Icons have always been found highly useful in limited digital environments and in diagrams, maps and other forms of visual communication. As a visual shorthand, it can label, inform, and aid navigation quickly and effectively in minimal space. At Think Design, we stepped back to discover how icons have been used from the earliest desktop days – in a pursuit to build on our current understanding, looking to appreciate and learn from the past, and look at the future informed by a lens of insights.
Stephen Dickens - Tushar Krishnan & Hari Nallan - August 2020
Part 1/4
For over 40,000 years humans have communicated using symbols and pictures, long before any form of written language was developed. Derived from the Greek words “eikon” meaning “image” and “graphos” meaning “to write”, “iconography” has evolved historically representing how the meaning of a particular image has been dependent upon its context.
“Iconography, good iconography, strives to convey invisible reality into visible forms”– Peter Pearson
Digitally iconography started evolving 30 years back as computers began having a graphic user interface. Since then style-wise, icons have changed a great deal, but their purpose remains unchanged.
At Think Design, we created 4 separate infographics, each one providing a brief introduction into the iconography of each respective decade; 1980’s, 1990’s 2000’s and 2010’s.

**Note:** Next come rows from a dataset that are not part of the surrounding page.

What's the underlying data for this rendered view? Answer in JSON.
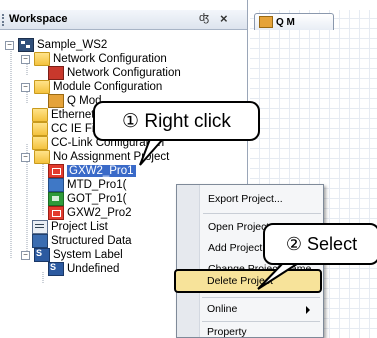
{
  "workspace": {
    "title": "Workspace",
    "pin_glyph": "4",
    "close_glyph": "×",
    "root": "Sample_WS2",
    "items": [
      {
        "label": "Network Configuration",
        "icon": "folder-icon"
      },
      {
        "label": "Network Configuration",
        "icon": "network-config-icon"
      },
      {
        "label": "Module Configuration",
        "icon": "folder-icon"
      },
      {
        "label": "Q Mod",
        "icon": "q-module-icon"
      },
      {
        "label": "Ethernet",
        "icon": "folder-icon"
      },
      {
        "label": "CC IE Field",
        "icon": "folder-icon"
      },
      {
        "label": "CC-Link Configuration",
        "icon": "folder-icon"
      },
      {
        "label": "No Assignment Project",
        "icon": "project-folder-icon"
      },
      {
        "label": "GXW2_Pro1",
        "icon": "gxworks2-project-icon"
      },
      {
        "label": "MTD_Pro1(",
        "icon": "mt-developer-project-icon"
      },
      {
        "label": "GOT_Pro1(",
        "icon": "got-project-icon"
      },
      {
        "label": "GXW2_Pro2",
        "icon": "gxworks2-project-icon"
      },
      {
        "label": "Project List",
        "icon": "project-list-icon"
      },
      {
        "label": "Structured Data",
        "icon": "structured-data-icon"
      },
      {
        "label": "System Label",
        "icon": "system-label-icon"
      },
      {
        "label": "Undefined",
        "icon": "system-label-icon"
      }
    ]
  },
  "editor_tab": {
    "label": "Q M"
  },
  "context_menu": {
    "items": [
      {
        "label": "Export Project..."
      },
      {
        "label": "Open Project"
      },
      {
        "label": "Add Project Copy..."
      },
      {
        "label": "Change Project Name"
      },
      {
        "label": "Delete Project"
      },
      {
        "label": "Online"
      },
      {
        "label": "Property"
      }
    ]
  },
  "callouts": {
    "step1": "① Right click",
    "step2": "② Select"
  },
  "colors": {
    "selection": "#3a6ac8",
    "highlight": "#f7e39a"
  }
}
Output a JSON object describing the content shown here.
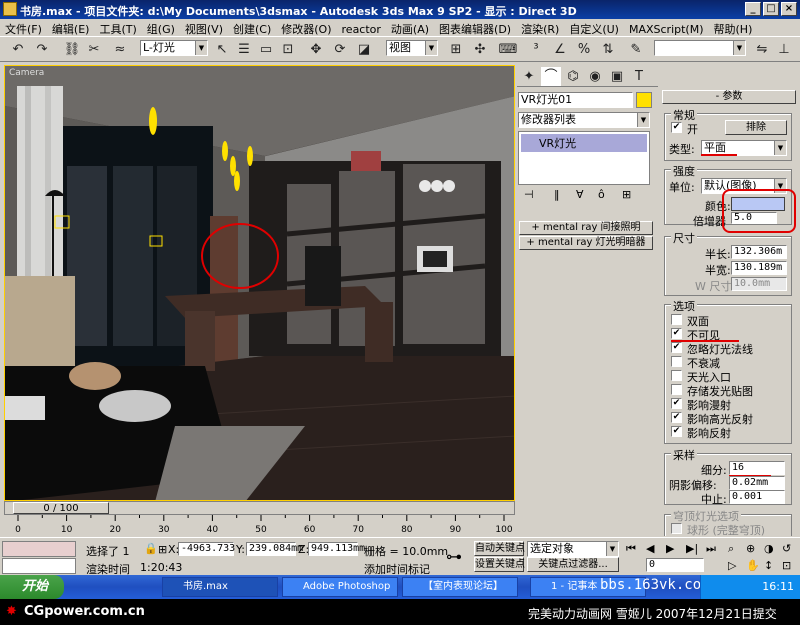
{
  "window": {
    "title": "书房.max  - 项目文件夹: d:\\My Documents\\3dsmax   - Autodesk 3ds Max 9 SP2    - 显示 : Direct 3D"
  },
  "menu": [
    "文件(F)",
    "编辑(E)",
    "工具(T)",
    "组(G)",
    "视图(V)",
    "创建(C)",
    "修改器(O)",
    "reactor",
    "动画(A)",
    "图表编辑器(D)",
    "渲染(R)",
    "自定义(U)",
    "MAXScript(M)",
    "帮助(H)"
  ],
  "toolbar": {
    "selection_filter": "L-灯光",
    "ref_coord": "视图"
  },
  "viewport": {
    "label": "Camera"
  },
  "modify_panel": {
    "object_name": "VR灯光01",
    "modifier_list": "修改器列表",
    "stack_item": "VR灯光",
    "mental_ray_buttons": [
      "mental ray 间接照明",
      "mental ray 灯光明暗器"
    ]
  },
  "params": {
    "header": "参数",
    "general": {
      "title": "常规",
      "on_label": "开",
      "on": true,
      "exclude": "排除",
      "type_label": "类型:",
      "type_value": "平面"
    },
    "intensity": {
      "title": "强度",
      "units_label": "单位:",
      "units_value": "默认(图像)",
      "color_label": "颜色:",
      "color": "#b9c8f4",
      "multiplier_label": "倍增器",
      "multiplier": "5.0"
    },
    "size": {
      "title": "尺寸",
      "half_length_label": "半长:",
      "half_length": "132.306m",
      "half_width_label": "半宽:",
      "half_width": "130.189m",
      "w_size_label": "W 尺寸",
      "w_size": "10.0mm"
    },
    "options": {
      "title": "选项",
      "items": [
        {
          "label": "双面",
          "checked": false
        },
        {
          "label": "不可见",
          "checked": true
        },
        {
          "label": "忽略灯光法线",
          "checked": true
        },
        {
          "label": "不衰减",
          "checked": false
        },
        {
          "label": "天光入口",
          "checked": false
        },
        {
          "label": "存储发光贴图",
          "checked": false
        },
        {
          "label": "影响漫射",
          "checked": true
        },
        {
          "label": "影响高光反射",
          "checked": true
        },
        {
          "label": "影响反射",
          "checked": true
        }
      ]
    },
    "sampling": {
      "title": "采样",
      "subdivs_label": "细分:",
      "subdivs": "16",
      "shadow_bias_label": "阴影偏移:",
      "shadow_bias": "0.02mm",
      "cutoff_label": "中止:",
      "cutoff": "0.001"
    },
    "dome": {
      "title": "穹顶灯光选项",
      "sphere_label": "球形 (完整穹顶)"
    }
  },
  "timeline": {
    "position": "0 / 100",
    "ticks": [
      "0",
      "10",
      "20",
      "30",
      "40",
      "50",
      "60",
      "70",
      "80",
      "90",
      "100"
    ]
  },
  "status": {
    "selected": "选择了 1",
    "x_label": "X:",
    "x": "-4963.733",
    "y_label": "Y:",
    "y": "239.084mm",
    "z_label": "Z:",
    "z": "949.113mm",
    "grid": "栅格 = 10.0mm",
    "auto_key": "自动关键点",
    "set_key": "设置关键点",
    "key_filter": "关键点过滤器...",
    "selection_set": "选定对象",
    "frame": "0",
    "render_time_label": "渲染时间",
    "render_time": "1:20:43",
    "add_time_tag": "添加时间标记"
  },
  "taskbar": {
    "start": "开始",
    "tasks": [
      "书房.max",
      "Adobe Photoshop",
      "【室内表现论坛】",
      "1 - 记事本"
    ],
    "watermark": "bbs.163vk.com",
    "clock": "16:11"
  },
  "footer": {
    "left": "CGpower.com.cn",
    "right": "完美动力动画网 雪姬儿 2007年12月21日提交"
  }
}
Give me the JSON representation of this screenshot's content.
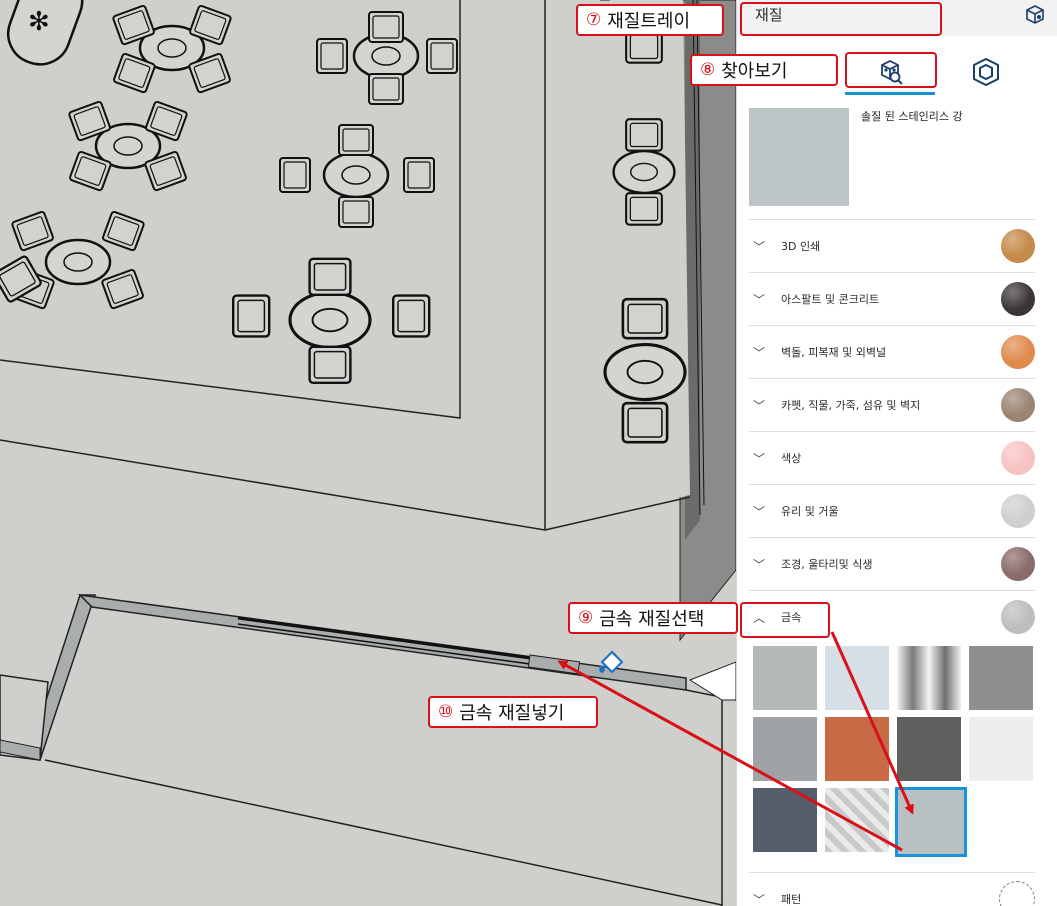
{
  "app": {
    "viewport": "sketchup-model-view",
    "accent": "#1a8fd8",
    "callout_color": "#d8101a"
  },
  "panel": {
    "title": "재질",
    "tabs": [
      {
        "name": "browse",
        "icon": "material-browse-icon",
        "active": true
      },
      {
        "name": "edit",
        "icon": "material-edit-icon",
        "active": false
      }
    ],
    "current_material": {
      "name": "솔질 된 스테인리스 강",
      "color": "#b9c0c2"
    },
    "categories": [
      {
        "label": "3D 인쇄",
        "expanded": false,
        "thumb_color": "#c48a49"
      },
      {
        "label": "아스팔트 및 콘크리트",
        "expanded": false,
        "thumb_color": "#3b3536"
      },
      {
        "label": "벽돌, 피복재 및 외벽널",
        "expanded": false,
        "thumb_color": "#e08a4c"
      },
      {
        "label": "카펫, 직물, 가죽, 섬유 및 벽지",
        "expanded": false,
        "thumb_color": "#9b8472"
      },
      {
        "label": "색상",
        "expanded": false,
        "thumb_color": "#f7c2c2"
      },
      {
        "label": "유리 및 거울",
        "expanded": false,
        "thumb_color": "#cfcfcf"
      },
      {
        "label": "조경, 울타리및 식생",
        "expanded": false,
        "thumb_color": "#8a6a6a"
      },
      {
        "label": "금속",
        "expanded": true,
        "thumb_color": "#bdbdbd"
      },
      {
        "label": "패턴",
        "expanded": false,
        "thumb_color": "#ffffff"
      }
    ],
    "metal_swatches": [
      {
        "color": "#b5b8b9",
        "selected": false
      },
      {
        "color": "#d7dfe6",
        "selected": false
      },
      {
        "color": "#9a9a9a",
        "selected": false
      },
      {
        "color": "#8f8f8f",
        "selected": false
      },
      {
        "color": "#9fa3a5",
        "selected": false
      },
      {
        "color": "#c86a45",
        "selected": false
      },
      {
        "color": "#5e605e",
        "selected": false
      },
      {
        "color": "#eeeef1",
        "selected": false
      },
      {
        "color": "#565d6b",
        "selected": false
      },
      {
        "color": "#d3d3d3",
        "selected": false
      },
      {
        "color": "#b9c0c2",
        "selected": true
      }
    ]
  },
  "callouts": {
    "tray": {
      "num": "⑦",
      "text": "재질트레이"
    },
    "browse": {
      "num": "⑧",
      "text": "찾아보기"
    },
    "select_metal": {
      "num": "⑨",
      "text": "금속 재질선택"
    },
    "apply_metal": {
      "num": "⑩",
      "text": "금속 재질넣기"
    }
  }
}
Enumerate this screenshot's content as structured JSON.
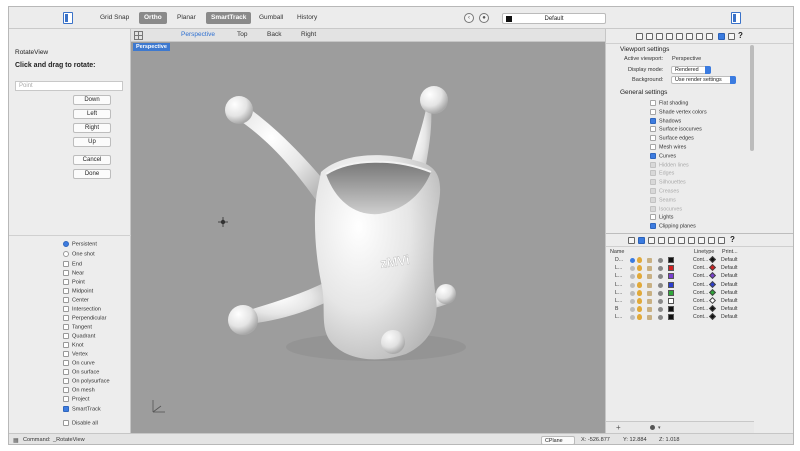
{
  "toolbar": {
    "grid_snap": "Grid Snap",
    "ortho": "Ortho",
    "planar": "Planar",
    "smarttrack": "SmartTrack",
    "gumball": "Gumball",
    "history": "History",
    "layer": "Default"
  },
  "left_panel": {
    "title": "RotateView",
    "instruction": "Click and drag to rotate:",
    "point_placeholder": "Point",
    "buttons": [
      "Down",
      "Left",
      "Right",
      "Up",
      "Cancel",
      "Done"
    ],
    "osnaps": [
      {
        "label": "Persistent",
        "type": "radio",
        "checked": true
      },
      {
        "label": "One shot",
        "type": "radio",
        "checked": false
      },
      {
        "label": "End",
        "type": "check",
        "checked": false
      },
      {
        "label": "Near",
        "type": "check",
        "checked": false
      },
      {
        "label": "Point",
        "type": "check",
        "checked": false
      },
      {
        "label": "Midpoint",
        "type": "check",
        "checked": false
      },
      {
        "label": "Center",
        "type": "check",
        "checked": false
      },
      {
        "label": "Intersection",
        "type": "check",
        "checked": false
      },
      {
        "label": "Perpendicular",
        "type": "check",
        "checked": false
      },
      {
        "label": "Tangent",
        "type": "check",
        "checked": false
      },
      {
        "label": "Quadrant",
        "type": "check",
        "checked": false
      },
      {
        "label": "Knot",
        "type": "check",
        "checked": false
      },
      {
        "label": "Vertex",
        "type": "check",
        "checked": false
      },
      {
        "label": "On curve",
        "type": "check",
        "checked": false
      },
      {
        "label": "On surface",
        "type": "check",
        "checked": false
      },
      {
        "label": "On polysurface",
        "type": "check",
        "checked": false
      },
      {
        "label": "On mesh",
        "type": "check",
        "checked": false
      },
      {
        "label": "Project",
        "type": "check",
        "checked": false
      },
      {
        "label": "SmartTrack",
        "type": "check",
        "checked": true
      },
      {
        "label": "Disable all",
        "type": "check",
        "checked": false
      }
    ]
  },
  "viewport": {
    "tabs": [
      "Perspective",
      "Top",
      "Back",
      "Right"
    ],
    "label": "Perspective",
    "logo_text": "zMVi"
  },
  "viewport_settings": {
    "title": "Viewport settings",
    "active_viewport_label": "Active viewport:",
    "active_viewport": "Perspective",
    "display_mode_label": "Display mode:",
    "display_mode": "Rendered",
    "background_label": "Background:",
    "background": "Use render settings",
    "general_title": "General settings",
    "options": [
      {
        "label": "Flat shading",
        "state": "off"
      },
      {
        "label": "Shade vertex colors",
        "state": "off"
      },
      {
        "label": "Shadows",
        "state": "on"
      },
      {
        "label": "Surface isocurves",
        "state": "off"
      },
      {
        "label": "Surface edges",
        "state": "off"
      },
      {
        "label": "Mesh wires",
        "state": "off"
      },
      {
        "label": "Curves",
        "state": "on"
      },
      {
        "label": "Hidden lines",
        "state": "dim"
      },
      {
        "label": "Edges",
        "state": "dim"
      },
      {
        "label": "Silhouettes",
        "state": "dim"
      },
      {
        "label": "Creases",
        "state": "dim"
      },
      {
        "label": "Seams",
        "state": "dim"
      },
      {
        "label": "Isocurves",
        "state": "dim"
      },
      {
        "label": "Lights",
        "state": "off"
      },
      {
        "label": "Clipping planes",
        "state": "on"
      }
    ]
  },
  "layers": {
    "headers": {
      "name": "Name",
      "linetype": "Linetype",
      "print": "Print..."
    },
    "rows": [
      {
        "name": "D...",
        "color": "#111111",
        "linetype": "Cont...",
        "print_color": "#111111",
        "print": "Default"
      },
      {
        "name": "L...",
        "color": "#d12020",
        "linetype": "Cont...",
        "print_color": "#d12020",
        "print": "Default"
      },
      {
        "name": "L...",
        "color": "#7a3fd0",
        "linetype": "Cont...",
        "print_color": "#7a3fd0",
        "print": "Default"
      },
      {
        "name": "L...",
        "color": "#2c3fd0",
        "linetype": "Cont...",
        "print_color": "#2c3fd0",
        "print": "Default"
      },
      {
        "name": "L...",
        "color": "#2fa83a",
        "linetype": "Cont...",
        "print_color": "#2fa83a",
        "print": "Default"
      },
      {
        "name": "L...",
        "color": "#ffffff",
        "linetype": "Cont...",
        "print_color": "#ffffff",
        "print": "Default"
      },
      {
        "name": "B",
        "color": "#111111",
        "linetype": "Cont...",
        "print_color": "#111111",
        "print": "Default"
      },
      {
        "name": "L...",
        "color": "#111111",
        "linetype": "Cont...",
        "print_color": "#111111",
        "print": "Default"
      }
    ]
  },
  "status": {
    "command_label": "Command:",
    "command": "_RotateView",
    "cplane": "CPlane",
    "x": "X: -526.877",
    "y": "Y: 12.884",
    "z": "Z: 1.018"
  }
}
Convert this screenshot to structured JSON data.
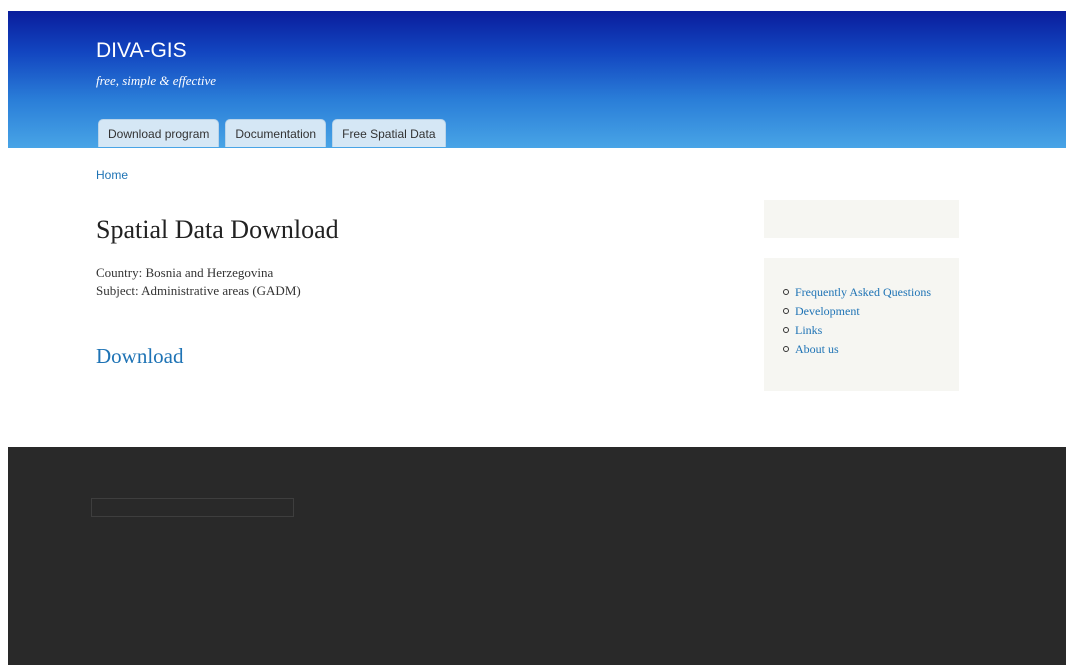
{
  "header": {
    "site_name": "DIVA-GIS",
    "slogan": "free, simple & effective",
    "tabs": [
      {
        "label": "Download program"
      },
      {
        "label": "Documentation"
      },
      {
        "label": "Free Spatial Data"
      }
    ]
  },
  "breadcrumb": {
    "home": "Home"
  },
  "main": {
    "title": "Spatial Data Download",
    "country_line": "Country: Bosnia and Herzegovina",
    "subject_line": "Subject: Administrative areas (GADM)",
    "download_label": "Download"
  },
  "sidebar": {
    "links": [
      {
        "label": "Frequently Asked Questions"
      },
      {
        "label": "Development"
      },
      {
        "label": "Links"
      },
      {
        "label": "About us"
      }
    ]
  },
  "colors": {
    "header_top": "#0a1d9c",
    "header_bottom": "#48a4e6",
    "link": "#1e73b5",
    "footer": "#292929",
    "sidebar_bg": "#f6f6f2"
  }
}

1980s – From text – to icons for graphic user Interfaces
The 80s brought an era where graphic interfaces became popular and led to the creation of icons that were designed with a unique effort of integrating elements of visual art with logical aspects of programming. Integrated for xerox 8010, macintosh systems, iconography slowly took shapes to incorporate pixel art, 3d iconography and introduced more editable and user-customizable, shaded, and skeuomorphic icons. As people moved from using text-based commands, icons generated their first set of visual interactions with electronic devices. This time was marked with icons that were simple and yet had a consistent style.